Der Arbeitsvertrag wurde vom Kläger am 7. März 2019 unterschrieben (Beschäftigungsbeginn beim Polizeipräsidium I.: 1. Mai 2019). Aus vom Beklagten für die Verwaltungsakte gefertigten Aktenvermerken ergibt sich, dass sich auch das Polizeipräsidium I. telefonisch nach den Gründen für die Ablehnung der Mietkaution erkundigte.
Am 17. Mai 2019 zeigte der Kläger beim Beklagten an, dass sein Arbeitsverhältnis nicht zustande gekommen sei. Das Polizeipräsidium I. teilte hierzu auf Nachfrage des Beklagten mit, dass dem Kläger noch während der Probezeit zum 31. Mai 2019 gekündigt worden sei. Man habe am 2. Mai 2019 auf den Kläger gewartet, bis zum 20. Mai 2019 jedoch keine Nachricht von ihm bekommen. Aufgrund des unentschuldigten Fehlens sei die Kündigung ausgesprochen worden. Das dem Kläger vertragsgemäß am 30. Mai 2019 überwiesene Gehalt (1.711,32 Euro netto) habe dieser am 23. Juli 2019 zurückgezahlt.
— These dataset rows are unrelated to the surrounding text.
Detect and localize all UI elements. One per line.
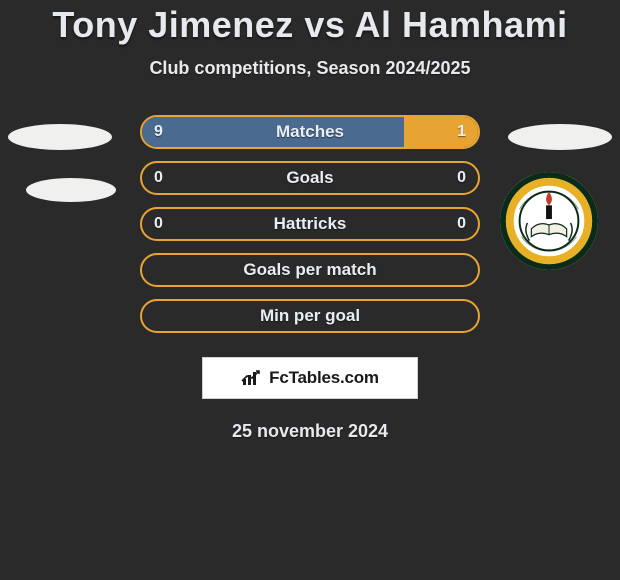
stat-value-right: 0 — [457, 209, 466, 239]
stat-row: Matches9 1 — [140, 115, 480, 149]
stat-row: Goals per match — [140, 253, 480, 287]
team-right-ellipse-top — [508, 124, 612, 150]
stat-label: Goals — [142, 163, 478, 193]
stat-row: Hattricks0 0 — [140, 207, 480, 241]
stat-row: Goals0 0 — [140, 161, 480, 195]
date-label: 25 november 2024 — [0, 421, 620, 442]
club-crest-icon — [500, 172, 598, 270]
brand-box[interactable]: FcTables.com — [202, 357, 418, 399]
stat-label: Hattricks — [142, 209, 478, 239]
stat-label: Min per goal — [142, 301, 478, 331]
team-left-ellipse-top — [8, 124, 112, 150]
stat-row: Min per goal — [140, 299, 480, 333]
stat-value-right: 1 — [457, 117, 466, 147]
stat-value-right: 0 — [457, 163, 466, 193]
stat-value-left: 0 — [154, 163, 163, 193]
page-title: Tony Jimenez vs Al Hamhami — [0, 4, 620, 46]
stat-label: Matches — [142, 117, 478, 147]
team-right-badge — [500, 172, 598, 270]
team-left-ellipse-bottom — [26, 178, 116, 202]
page-subtitle: Club competitions, Season 2024/2025 — [0, 58, 620, 79]
bar-chart-icon — [241, 369, 263, 387]
stat-value-left: 0 — [154, 209, 163, 239]
brand-text: FcTables.com — [269, 368, 379, 388]
stat-label: Goals per match — [142, 255, 478, 285]
stat-value-left: 9 — [154, 117, 163, 147]
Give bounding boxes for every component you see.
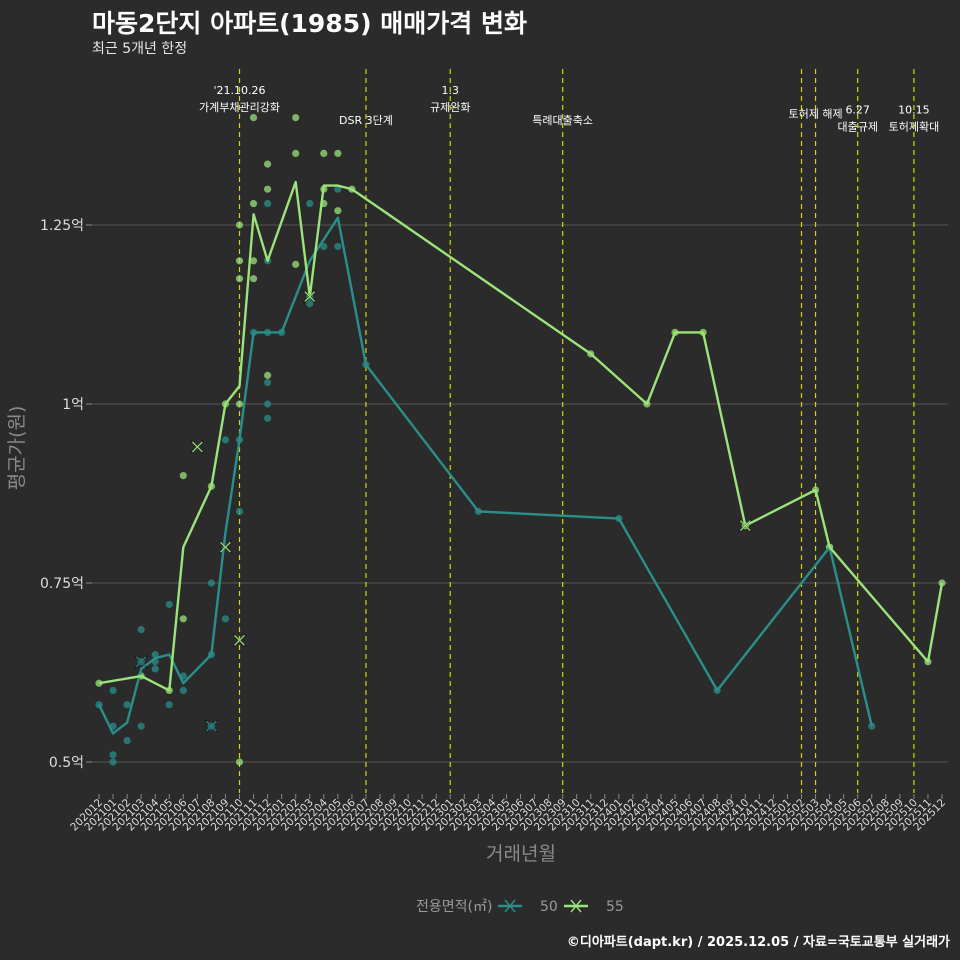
data-point-50 [109,751,117,759]
event-label: 가계부채관리강화 [199,101,280,114]
series-line-55 [98,180,944,692]
x-axis-ticks: 2020122021012021022021032021042021052021… [68,794,948,833]
data-point-55 [320,149,328,157]
event-date-label: 6.27 [845,104,870,117]
data-point-50 [109,686,117,695]
event-date-label: 1.3 [442,84,460,97]
event-date-label: '21.10.26 [213,84,265,97]
data-point-55 [249,257,258,265]
chart-subtitle: 최근 5개년 한정 [92,41,188,57]
chart-title: 마동2단지 아파트(1985) 매매가격 변화 [92,9,527,38]
series-line-50 [97,216,873,735]
data-point-50 [306,300,314,308]
data-point-55 [235,257,244,265]
y-tick-label: 0.5억 [49,755,84,771]
data-point-50 [165,600,173,609]
cancelled-marker-55 [218,540,233,554]
data-point-50 [334,185,342,193]
data-points [95,114,946,766]
legend: 전용면적(㎡) 50 55 [416,899,624,915]
data-point-50 [179,686,187,695]
data-point-50 [207,579,215,587]
y-axis-title: 평균가(원) [6,406,28,491]
data-point-55 [179,472,187,480]
data-point-50 [264,199,272,208]
event-date-label: 10.15 [898,104,930,117]
y-axis-ticks: 0.5억 0.75억 1억 1.25억 [40,218,92,771]
series-lines [97,180,944,735]
data-point-50 [264,400,272,408]
event-label: 토허제확대 [889,121,940,134]
data-point-50 [137,722,145,730]
y-tick-label: 1억 [62,397,84,413]
legend-label: 50 [540,899,558,915]
data-point-50 [221,436,230,444]
cancelled-markers [134,290,752,733]
event-label: 토허제 해제 [788,107,842,121]
data-point-55 [264,371,272,379]
data-point-55 [264,160,272,168]
legend-title: 전용면적(㎡) [416,899,492,915]
legend-label: 55 [606,899,624,915]
cancelled-marker-50 [204,719,218,733]
data-point-55 [334,149,342,157]
cancelled-marker-55 [232,633,247,647]
data-point-55 [334,207,342,215]
data-point-55 [179,615,187,623]
y-tick-label: 0.75억 [40,576,84,592]
event-label: 특례대출축소 [532,114,593,127]
data-point-50 [221,615,230,623]
data-point-55 [235,221,244,229]
data-point-50 [264,414,272,422]
data-point-50 [306,199,314,208]
data-point-50 [235,507,244,515]
data-point-50 [123,736,131,745]
data-point-50 [165,701,173,709]
data-point-55 [249,199,258,208]
data-point-55 [95,679,103,687]
legend-item-55: 55 [564,899,624,915]
data-point-50 [137,625,145,634]
data-point-50 [334,242,342,251]
data-point-55 [235,758,244,766]
event-label: 규제완화 [430,101,470,114]
data-point-50 [109,758,117,766]
footer-credit: ©디아파트(dapt.kr) / 2025.12.05 / 자료=국토교통부 실… [566,935,950,950]
y-tick-label: 1.25억 [40,218,84,234]
data-point-55 [235,275,244,283]
data-point-55 [292,149,300,157]
event-label: 대출규제 [837,121,877,134]
data-point-55 [292,114,300,122]
x-axis-title: 거래년월 [486,843,556,865]
data-point-55 [292,260,300,268]
cancelled-marker-55 [738,519,752,533]
data-point-55 [264,185,272,193]
event-label: DSR 3단계 [339,114,393,127]
data-point-55 [235,400,244,408]
data-point-50 [123,701,131,709]
gridlines [92,224,948,763]
data-point-55 [249,275,258,283]
cancelled-marker-50 [134,655,148,669]
data-point-50 [151,651,159,659]
cancelled-marker-55 [190,440,204,454]
legend-item-50: 50 [498,899,558,915]
data-point-50 [264,378,272,387]
data-point-50 [151,665,159,673]
data-point-50 [320,242,328,251]
cancelled-marker-55 [303,290,317,304]
data-point-55 [249,114,258,122]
Wegen des Nichtantritts der Arbeitsstelle beim Polizeipräsidium I. erließ der Beklagte den Sanktionsbescheid vom 3. Juni 2019 in Gestalt des Widerspruchsbescheides vom 4. Juli 2019 (Minderung des Alg II für die Zeit vom 1. Juli bis 30. September 2019 um 30 Prozent des maßgebenden Regelbedarfs = 127,20 Euro pro Monat). Die hiergegen eingelegte Klage bleib erfolglos (Urteil des SG Osnabrück vom 17. Juni 2021 – S 23 AS 350/19 sowie Beschluss des erkennenden Senats vom 3. Dezember 2021 – L 11 AS 382/21 NZB).
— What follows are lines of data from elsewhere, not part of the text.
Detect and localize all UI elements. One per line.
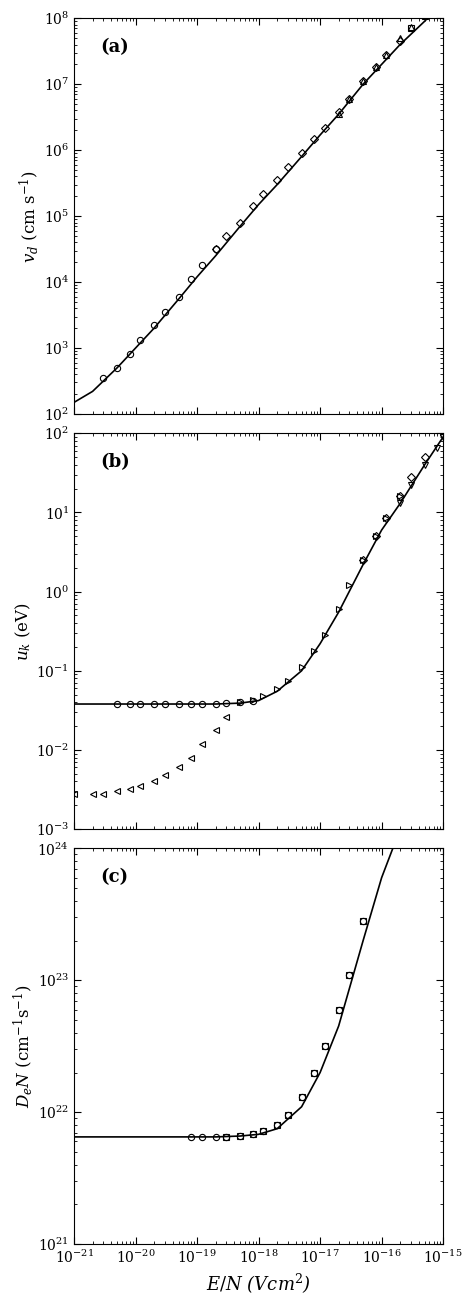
Text: (a): (a): [100, 38, 128, 56]
Y-axis label: $v_d$ (cm s$^{-1}$): $v_d$ (cm s$^{-1}$): [17, 170, 41, 263]
Text: (c): (c): [100, 868, 128, 886]
X-axis label: $E/N$ (Vcm$^{2}$): $E/N$ (Vcm$^{2}$): [206, 1272, 311, 1295]
Y-axis label: $D_eN$ (cm$^{-1}$s$^{-1}$): $D_eN$ (cm$^{-1}$s$^{-1}$): [11, 984, 35, 1108]
Text: (b): (b): [100, 454, 130, 471]
Y-axis label: $u_k$ (eV): $u_k$ (eV): [14, 601, 33, 660]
Im Rahmen des den o.g. Sanktionsbescheid betreffenden Verwaltungs- und Widerspruchsverfahrens machte der Kläger u.a. geltend, über keine ausreichenden Mittel zur Finanzierung der Mietkaution einer in I. anzumietenden Wohnung verfügt zu haben. Das dortige Jobcenter habe ihn an den Beklagten verwiesen (Gesprächsvermerk vom 17. Mai 2019). Die Arbeitsaufnahme sei für ihn wirtschaftlich nicht tragbar gewesen (vgl. hierzu die Kostenaufstellung des Klägers, übersandt als Anlage zu seinem Antwortschreiben vom 22. Mai 2019). Finanzielle Unterstützung sei verweigert worden. Pendeln sei nicht zumutbar.
Mit Schreiben vom 23. Januar 2020 hörte der Beklagte den Kläger zur Geltendmachung eines Ersatzanspruchs nach § 34 SGB II für die Monate Mai bis Dezember 2019 i.H.v. 6.816,31 Euro an. Nachdem der Kläger sich hierzu inhaltlich nicht geäußert hatte, erließ der Beklagte den im vorliegenden Verfahren streitbefangenen Bescheid vom 24. März 2020, wonach der Kläger durch vorsätzliches Handeln (Nichterscheinen zum Einstellungstermin) das Zustandekommen des Arbeitsverhältnisses verhindert habe. Durch den Nichtantritt der Arbeitsstelle habe er seine Hilfebedürftigkeit aufrechterhalten, da er aus dem Arbeitsverhältnis einen laufenden Nettoverdienst von 1.760,18 Euro pro Monat hätte erzielen können. Ein wichtiger Grund für sein Verhalten habe ihm nicht zur Seite gestanden. Es hätte ihm unter Berücksichtigung der Gesamtumstände ein anderes Verhalten zugemutet werden können. Aufgrund seines sozialwidrigen Verhaltens seien SGB II-Leistungen i.H.v. insgesamt 6.816,31 Euro für den Zeitraum Mai bis Dezember 2019 gewährt worden (vgl. zur Aufteilung dieses Gesamtbetrags auf Regelbedarfsleistungen, Unterkunftskosten und Beiträge zur Kranken- bzw. Pflegeversicherung sowie auf die einzelnen Monate des streitbefangenen Zeitraums: Seite 2 und 3 des Bescheides vom 24. März 2020). Dieser Betrag sei zu erstatten.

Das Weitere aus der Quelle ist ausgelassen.